La Duchessa di Cambridge, che in questi giorni è tornata dal suo congedo di maternità, con un fisico perfetto come sempre, a detta dell’attrice avrebbe dato un’immagine poco realistica a tutte le donne che la stavano guardando, quando è apparsa sorridente, truccata e con tacchi solo poco dopo quella che Keira ritiene una delle esperienze più belle, ma anche più distruttive, per una donna: il parto.

Questo però non vuole essere un vero e proprio attacco a Kate Middleton. Piuttosto una amara riflessione sulla società di oggi, che vuole le madri perfette anche subito dopo la nascita di un figlio, togliendo qualunque vena realistica di dolore, stanchezza e pura felicità dal volto delle donne, ha spiegato Keira Knightley, che ha affidato le sue riflessioni al saggio Feminists Do not Wear Pink (And Other Lies), curato da Scarlett Curtis e pubblicato da Penguin Books.

Io ricordo vomito, sangue e la sensazione di tentare di sopravvivere”. Keira Knightley in un resoconto estremamente crudo del momento del parto, la definisce una vera e propria lotta tra la vita e la morte. “Hai mostrato la faccia che il mondo vuole vedere… Stai lì buona con il tuo bambino a fatti immortalare da un branco di fotografi di sesso maschile”.

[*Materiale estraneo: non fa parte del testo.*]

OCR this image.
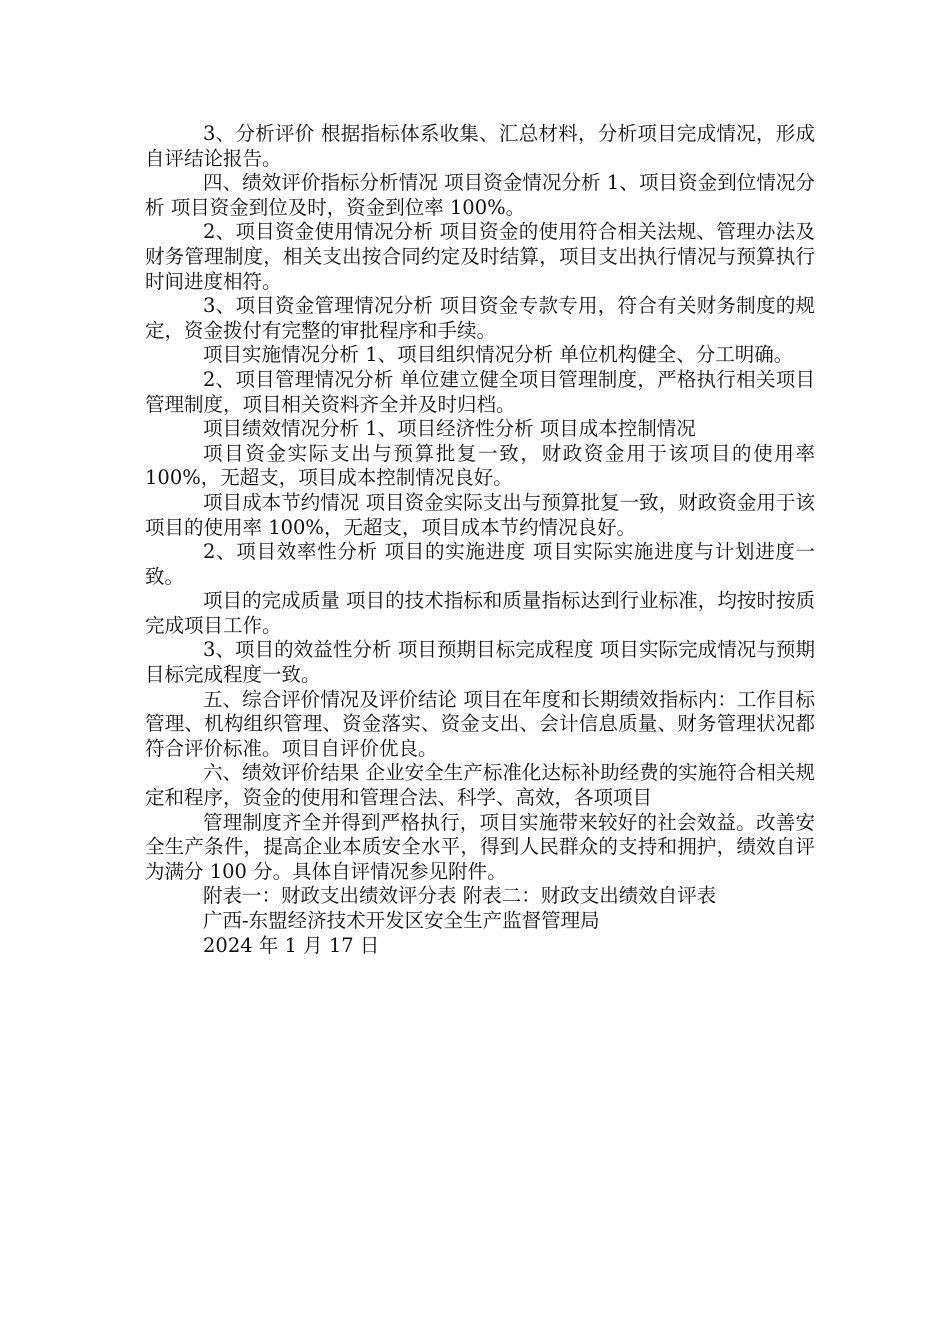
3、分析评价 根据指标体系收集、汇总材料，分析项目完成情况，形成自评结论报告。

四、绩效评价指标分析情况 项目资金情况分析 1、项目资金到位情况分析 项目资金到位及时，资金到位率 100%。

2、项目资金使用情况分析 项目资金的使用符合相关法规、管理办法及财务管理制度，相关支出按合同约定及时结算，项目支出执行情况与预算执行时间进度相符。

3、项目资金管理情况分析 项目资金专款专用，符合有关财务制度的规定，资金拨付有完整的审批程序和手续。

项目实施情况分析 1、项目组织情况分析 单位机构健全、分工明确。

2、项目管理情况分析 单位建立健全项目管理制度，严格执行相关项目管理制度，项目相关资料齐全并及时归档。

项目绩效情况分析 1、项目经济性分析 项目成本控制情况

项目资金实际支出与预算批复一致，财政资金用于该项目的使用率 100%，无超支，项目成本控制情况良好。

项目成本节约情况 项目资金实际支出与预算批复一致，财政资金用于该项目的使用率 100%，无超支，项目成本节约情况良好。

2、项目效率性分析 项目的实施进度 项目实际实施进度与计划进度一致。

项目的完成质量 项目的技术指标和质量指标达到行业标准，均按时按质完成项目工作。

3、项目的效益性分析 项目预期目标完成程度 项目实际完成情况与预期目标完成程度一致。

五、综合评价情况及评价结论 项目在年度和长期绩效指标内：工作目标管理、机构组织管理、资金落实、资金支出、会计信息质量、财务管理状况都符合评价标准。项目自评价优良。

六、绩效评价结果 企业安全生产标准化达标补助经费的实施符合相关规定和程序，资金的使用和管理合法、科学、高效，各项项目

管理制度齐全并得到严格执行，项目实施带来较好的社会效益。改善安全生产条件，提高企业本质安全水平，得到人民群众的支持和拥护，绩效自评为满分 100 分。具体自评情况参见附件。

附表一：财政支出绩效评分表 附表二：财政支出绩效自评表

广西-东盟经济技术开发区安全生产监督管理局

2024 年 1 月 17 日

Feminists Do not Wear Pink (And Other Lies), Penguin 2018, 12,99 sterline

Kate Middleton, che invece ha tentato sempre di dare una parvenza di normalità alla vita reale, tanto da decidere di occuparsi lei stessa di insegnare l’etichetta ai principi George e Charlotte, viene così vista come un personaggio comandato dalle esigenze di una società maschilista.

Sicuramente quella di mostrare il nuovo nato a poche ore dopo il parto è una tradizione irrinunciabile per i Windsor, come le tante regole da seguire durante i viaggi reali, ma Kate è apparsa sempre spontanea e a suo agio, anche dopo la nascita dei due primi figli.